Per the report, TV writer jobs for the 2023-24 season declined by 42%, or 1,319 positions, to a total of 1,819 positions. Of those jobs, 642 were lost at the co-executive producer or higher level — a decline of 40% year over year — while lower-level positions, such as staff writers, story editors and executive story editors, fell by 378 positions, or 46%. Mid-level positions, from co-producers to consulting/supervising producers, declined by 42%, or 299 positions.
For 2023-24, total lower-level positions came out to 446, while mid-level jobs totaled 421 and upper-level jobs totaled 952.
The WGA blamed the job declines on pay TV cord-cutting, a “massive run-up and then pullback in streaming series as Wall Street demands quicker streaming platform profits,” and studios’ “prolonged unwillingness to negotiate a fair deal in 2023.”
The WGA strike ran from May to September 2023. While the Directors Guild of America reached a deal with media companies, actors with SAG-AFTRA joined writers on the picket lines with its own strike that ran from July through November 2023. As a result of the strikes, some seasons of scripted shows were trimmed and some previous pickups were canceled.
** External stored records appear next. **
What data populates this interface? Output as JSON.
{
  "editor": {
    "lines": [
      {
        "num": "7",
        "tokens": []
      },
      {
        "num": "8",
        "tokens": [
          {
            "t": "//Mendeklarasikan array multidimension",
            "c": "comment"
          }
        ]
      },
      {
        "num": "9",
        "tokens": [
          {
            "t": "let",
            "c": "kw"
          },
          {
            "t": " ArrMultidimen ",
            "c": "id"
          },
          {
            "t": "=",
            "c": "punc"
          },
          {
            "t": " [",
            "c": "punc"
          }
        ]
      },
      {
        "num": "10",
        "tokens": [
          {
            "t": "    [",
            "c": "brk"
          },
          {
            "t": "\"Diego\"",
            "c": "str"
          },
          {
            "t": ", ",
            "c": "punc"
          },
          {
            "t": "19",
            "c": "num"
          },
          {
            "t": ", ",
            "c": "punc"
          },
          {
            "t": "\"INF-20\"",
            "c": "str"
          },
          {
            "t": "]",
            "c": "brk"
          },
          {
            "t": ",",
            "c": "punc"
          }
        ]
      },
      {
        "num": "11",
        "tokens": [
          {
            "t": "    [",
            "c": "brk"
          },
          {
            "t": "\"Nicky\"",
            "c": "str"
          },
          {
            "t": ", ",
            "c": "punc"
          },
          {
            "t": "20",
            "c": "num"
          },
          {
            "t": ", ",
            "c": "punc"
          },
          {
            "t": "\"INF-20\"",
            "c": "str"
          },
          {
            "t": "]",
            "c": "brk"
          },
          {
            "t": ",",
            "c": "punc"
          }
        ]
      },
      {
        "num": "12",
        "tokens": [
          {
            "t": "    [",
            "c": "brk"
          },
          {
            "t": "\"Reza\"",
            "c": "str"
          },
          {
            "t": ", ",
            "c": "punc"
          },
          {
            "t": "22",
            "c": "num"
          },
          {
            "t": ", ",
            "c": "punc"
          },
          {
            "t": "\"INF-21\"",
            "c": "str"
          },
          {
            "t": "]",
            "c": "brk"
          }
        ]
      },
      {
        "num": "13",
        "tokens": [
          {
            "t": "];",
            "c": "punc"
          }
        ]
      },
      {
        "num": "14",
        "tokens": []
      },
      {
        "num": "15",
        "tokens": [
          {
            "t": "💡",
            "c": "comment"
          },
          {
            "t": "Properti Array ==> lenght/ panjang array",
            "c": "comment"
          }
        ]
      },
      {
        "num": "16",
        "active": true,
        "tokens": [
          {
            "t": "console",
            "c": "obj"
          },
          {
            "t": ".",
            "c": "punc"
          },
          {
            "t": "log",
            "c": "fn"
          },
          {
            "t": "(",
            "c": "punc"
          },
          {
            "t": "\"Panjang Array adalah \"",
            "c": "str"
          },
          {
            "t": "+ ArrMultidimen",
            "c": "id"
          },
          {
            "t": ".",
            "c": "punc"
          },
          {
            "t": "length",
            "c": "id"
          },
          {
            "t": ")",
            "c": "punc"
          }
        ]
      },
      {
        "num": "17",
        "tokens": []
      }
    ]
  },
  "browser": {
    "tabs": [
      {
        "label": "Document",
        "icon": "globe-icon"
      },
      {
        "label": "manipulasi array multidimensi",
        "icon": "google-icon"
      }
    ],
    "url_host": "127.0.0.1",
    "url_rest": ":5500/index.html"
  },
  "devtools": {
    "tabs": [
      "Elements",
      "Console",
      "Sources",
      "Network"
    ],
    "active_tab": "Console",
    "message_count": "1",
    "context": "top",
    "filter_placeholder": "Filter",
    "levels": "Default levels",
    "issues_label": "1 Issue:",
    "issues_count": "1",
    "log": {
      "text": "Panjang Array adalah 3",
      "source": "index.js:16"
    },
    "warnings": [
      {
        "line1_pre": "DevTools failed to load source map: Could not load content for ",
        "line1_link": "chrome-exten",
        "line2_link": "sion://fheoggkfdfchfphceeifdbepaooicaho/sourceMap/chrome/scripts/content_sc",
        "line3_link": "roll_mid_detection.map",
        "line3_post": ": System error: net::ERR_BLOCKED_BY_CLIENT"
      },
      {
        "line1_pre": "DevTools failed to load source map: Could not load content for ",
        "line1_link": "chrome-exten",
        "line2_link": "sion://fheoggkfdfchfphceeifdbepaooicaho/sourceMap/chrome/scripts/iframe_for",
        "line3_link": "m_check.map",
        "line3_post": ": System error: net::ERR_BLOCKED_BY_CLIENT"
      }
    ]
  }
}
The WGA’s report notes approximately 37% fewer guild-covered episodic series aired in the 2023-24 season.
In addition to the strikes, Los Angeles has also fallen victim to wildfires and has seen some TV and film productions move outside the U.S. due to tax incentives. Adding further uncertainty are sweeping reciprocal tariffs from President Donald Trump.
“Writing careers have always been difficult to access and sustain, but the contraction has made it especially challenging,” the guild wrote in an email to members Friday. “We are all subject to the decisions of the companies that control this industry, who have pulled back spending on content based on the demands of Wall Street. Compounding that, the current administration seems intent on causing economic chaos and undermining our democracy.”
Though jobs came in stronger than expected in March, with nonfarm payrolls increasing 228,000 for the month, up from the revised 117,000 for February, per the Bureau of Labor Statistics, the unemployment rate moved up to 4.2%, higher than the 4.1% forecast. The motion picture and sound recording industries lost 1,200 jobs for a total of 409,000 for the month, while broadcast and content providers shed 800 positions for a total of 331,200 and publishing shed 1,500 for a total of 920,000.
The Hollywood Reporter first covered the news.